17. A pipe formed according to the method of claim 9.

18. A method of making a steel composition, comprising:

providing a steel composition comprising: about 0.04-0.12 wt. % carbon (C); about 0.8 to 1.6 wt. % manganese (Mn); about 0.05 to 0.3 wt. % silicon (Si); less than or equal to about 0.5 wt. % nickel (Ni); less than or equal to about 0.5 wt. % chromium (Cr); less than or equal to about 0.5 wt. % molybdenum (Mo); less than or equal to about 0.15 wt. % vanadium (V); less than or equal to about 0.05 wt. % niobium (Nb); about 0.01 to 0.03 wt. % titanium (Ti); about 0.0005-0.0030 wt. % boron (B); and less than or equal to 0.008 wt. % nitrogen (N);

wherein the concentration of each element is based upon the total weight of the steel composition;

wherein about 0.0005 to 0.002 wt. % boron is kept in solid solution for improving hardenability;

casting the steel composition, wherein substantially all of the nitrogen in the cast steel composition is present in the form of TiN particles having a size less than about 50 nm to avoid the formation of boron nitrides and achieve said boron content in solid solution;

hot rolling the cast steel composition;

air cooling the formed steel composition directly after hot rolling at a rate less than about 1° C./sec; and

austenizing and quenching the composition.

19. The method of claim 18, further comprising:

reheating the cast steel composition up to about 1200 to 1300° C.;

piercing the cast steel composition at temperatures ranging between about 1100 to 1200° C.; and

hot rolling the cast steel composition at temperatures ranging between about 900-1100° C.

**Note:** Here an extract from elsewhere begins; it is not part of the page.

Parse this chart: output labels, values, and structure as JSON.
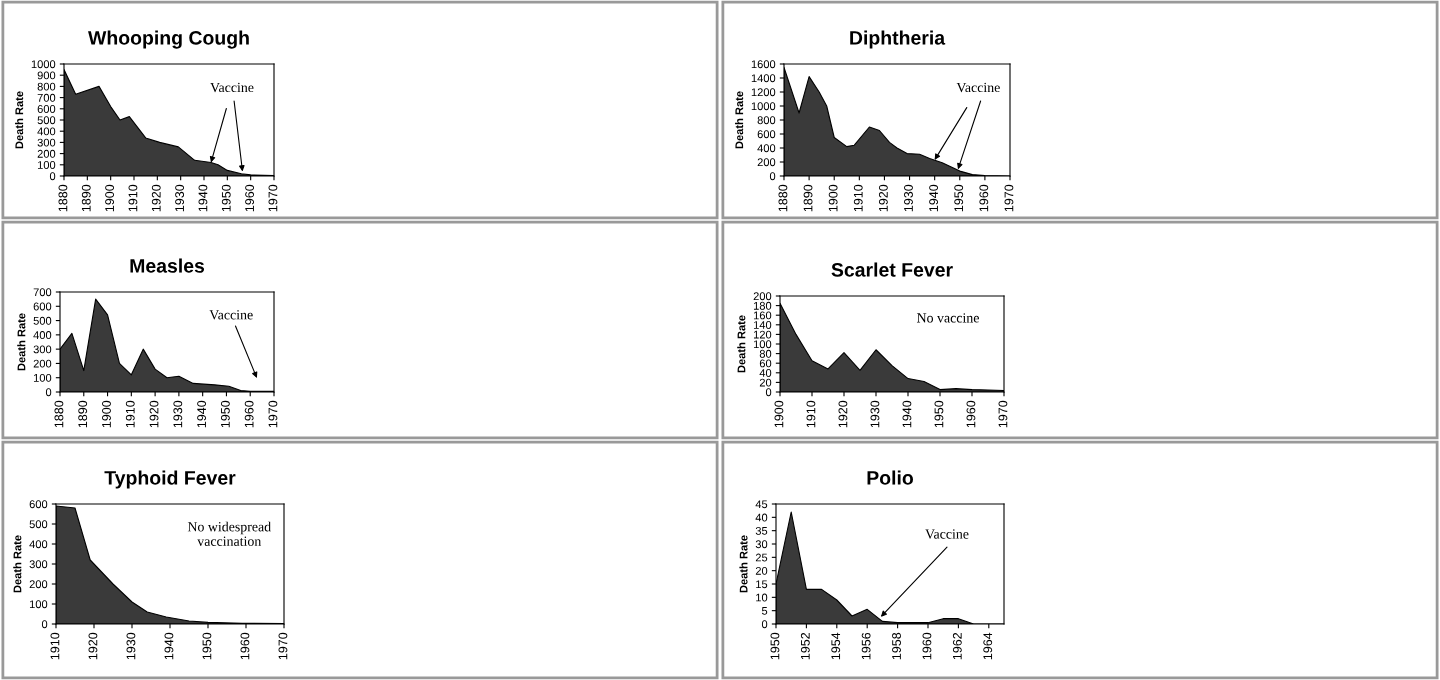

20. The method of claim 19, wherein the steel composition comprises:

about 0.07 to 0.10 wt. % carbon (C);

about 1.0 to 1.4 wt. % manganese (Mn);

about 0.05 to 0.15 wt. % silicon (Si);

up to about 0.4 wt. % nickel (Ni);

up to about 0.35 wt. % chromium (Cr);

up to about 0.3 wt. % molybdenum (Mo);

up to about 0.1 wt. % vanadium (V);

up to about 0.04 wt. % niobium (Nb);

about 0.02 to 0.03 wt. % titanium (Ti); and

about 0.001 to 0.002 wt. % boron (B).

21. The method of claim 20, wherein the quenched steel is tempered at a temperature between about 400 to 600° C.

22. The method of claim 21, wherein after hot rolling, cooling, austenizing and quenching, the yield strength of the composition, measured according to ASTM E8, is greater than about 100 ksi, and the Charpy V-notch impact energy of the composition, measured according to ASTM E23 in full size samples, is greater than about 170 J at temperatures equal to or greater than about −40° C.

23. The method of claim 19, wherein the steel composition comprises:

about 0.04 to 0.08 wt. % carbon;

about 1.0 to 1.4 wt. % manganese;

about 0.05 to 0.15 wt. % silicon;

up to about 0.35 wt. % chromium;

about 0.2 to 0.3 wt. % molybdenum;

about 0.03 to 0.04 wt. % niobium;

about 0.02 to 0.03 wt. % titanium; and

about 0.001 to 0.002 wt. % boron.

24. The method of claim 23, wherein the steel is reheated in the austenitic region and quenched without subsequent tempering.

25. The method of claim 24, wherein after hot rolling, cooling, austenizing and quenching, the yield strength of the composition, measured according to ASTM E8, is greater than about 100 ksi and the Charpy V-notch impact energy, measured according to ASTM E23 in full size samples, is greater than about 90 J at temperatures equal to or greater than about −40° C.

26. A pipe formed according to the method of claim 18.